Life In A Global Pandemic, Part 6

There are little narrative snippets that exist in people's minds. I think Richard Dawkins calls them "memes." These aren't funny social media post memes, but concepts that spread among human beings that summarize concepts or events, and not always accurately.

Here's an example: "Elvis Presley invented rock and roll by fusing Southern black blues with his home-town gospel music; the Motown artists took this medium further; The Beatles made rock and roll intelligent, and then the punk revolution stole rock music back from the pretentious prog-rockers."

Is this story accurate? No. Is it more or less the accepted official Rolling Stone Magazine history of rock and roll? Yes. It's a meme. People believe it. People repeat it. Its accuracy is less important than its pervasiveness.

One problem with such memes is that they are impossible to overturn once they take hold. It doesn't matter how much rock and roll was invented by Johnny "Guitar" Watson or Little Richard or Jerry Lee Lewis. It only matters that they're not in the official meme. Another problem with such memes is that they lend themselves too easily to motivated reasoning. If a person really wants to believe that The Beatles were geniuses, then they're going to accept the meme, no matter what. The fact that there were better, more intelligent, more ingenious musicians around at the same time - both in and out of rock music - becomes irrelevant. The Beatles "just had something," or, "you don't understand unless you were there." The most persistent memes are non-falsifiable and uphold a deep-rooted prejudice of some kind.

And so, it's been interesting to watch memes arise and take hold of the COVID-19 epidemic.

First, social distancing was about saving lives; then it was about not overwhelming the health care system; now, it's about reducing the infection rate to the point that a "track-and-trace" policy can be implemented. What's striking about this evolution is that the meme becomes more refined over time, but its function and a soundbite never diminishes.

I am practicing social distancing and have every intention of continuing to do so.
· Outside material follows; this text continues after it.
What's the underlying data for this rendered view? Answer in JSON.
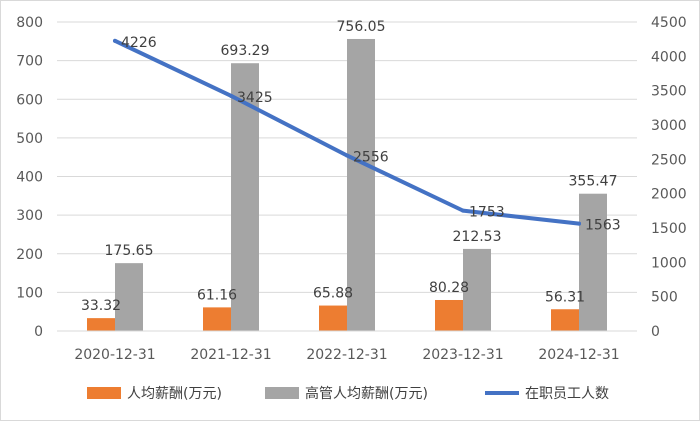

Still, my alarm bells start to ring when the advice I get starts to sound more like a soundbite, and less like a real explanation of anything.

I've been thinking about the spread of COVID-19. In the beginning, we were told that COVID-19 was spread through "close, intimate contact." This was one reason why they told us that "masks don't work." In hindsight, though, it's incomprehensible that an entire cruise ship or aircraft carrier, or an entire Chinese city, could suffer an enormous outbreak through something that requires "close, intimate contact." If infection occurs primarily from the inhalation of infected sputum, then masks should be an important tool to reduce viral load; and we now know, of course, that they are.

Still, for weeks now, we've all been terrified of other people's coughing. Even without specific government-enforced social distancing guidelines, it seems unlikely that the spread would not have slowed despite school and daycare closures, work-from-home policies, the closing of restaurants and bars, and so on. Sure, initially most people would resist the idea of social distancing, but as the stories continue to get worse and the numbers continue to climb, this explanation is no longer sufficient. The meme doesn't reflect reality.

I have no real point here, except to say that I think the spread of COVID-19 across more or less the entire human population is inevitable, and that I don't think anyone really knows how it spreads. I think this is a far more dangerous and mysterious virus than anyone yet realizes, and I think it will be many years, perhaps decades, before the full mystery is revealed.